All this continued until January and might have continued until spring, except for two unfortunate events. He killed a dog and he fell in love.

He hated the Collies, but one of his chores was to feed them. They were purebreds, but poor diets and lives lived exclusively in the kennel and the pen made them ugly and neurotic. Most were cowardly and shied from the touch. They would lunge at you, yapping and snarling, only to sheer away and approach from a different angle. Sometimes they snuck in from behind. Then they might nip at your calves or buttocks before dashing off. The clamor at feeding time was hellish. They were out of Hubert Bowie's province. Mrs. Bowie was also the only one they would come to. She fawned over them in her buzzing voice. She always wore a red jacket when she was with the dogs, and it was covered with tawny hair.

The Bowies sold very few grown animals, but the pups fetched two hundred dollars each in the spring. Mrs. Bowie exhorted Blaze on the importance of feeding the dogs well—of feeding them what she called “a good mix.” Yet
she
never fed them, and what Blaze put in their troughs was discount chow from a feed-store in Falmouth. This feed was called Dog's Worth. Hubert Bowie sometimes called it Cheap-Chow and sometimes Dog Farts. But never when his wife was around.

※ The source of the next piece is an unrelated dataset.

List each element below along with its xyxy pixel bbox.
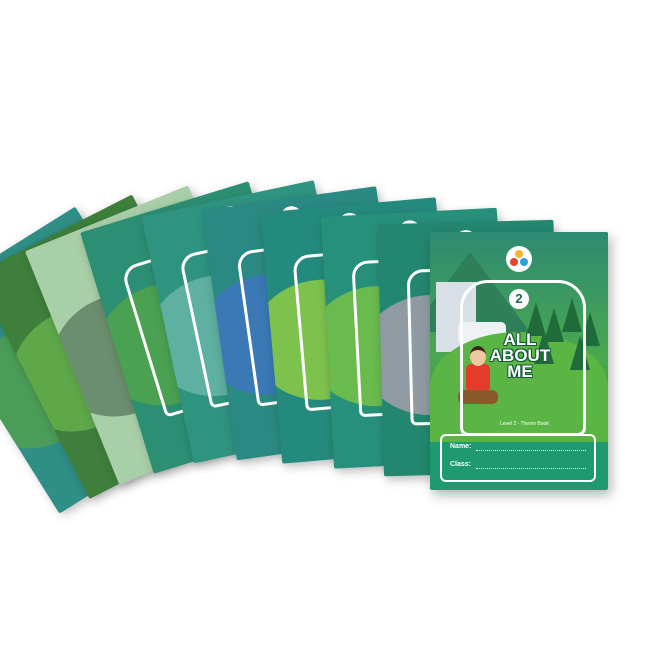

The dogs knew Blaze didn't like them, that he was afraid of them, and every day they grew more aggressive toward him. By the time the weather really began to turn cold, their dashes sometimes brought them close enough to nip him from the front. At night he sometimes woke from dreams in which they packed together, brought him down, and began to eat him alive. He would lie in his bed after these dreams, puffing cold vapor into the dark air and feeling himself over to make sure he was still whole. He knew he was, he knew the difference between what was dreams and what was real, but in the dark that difference seemed thinner.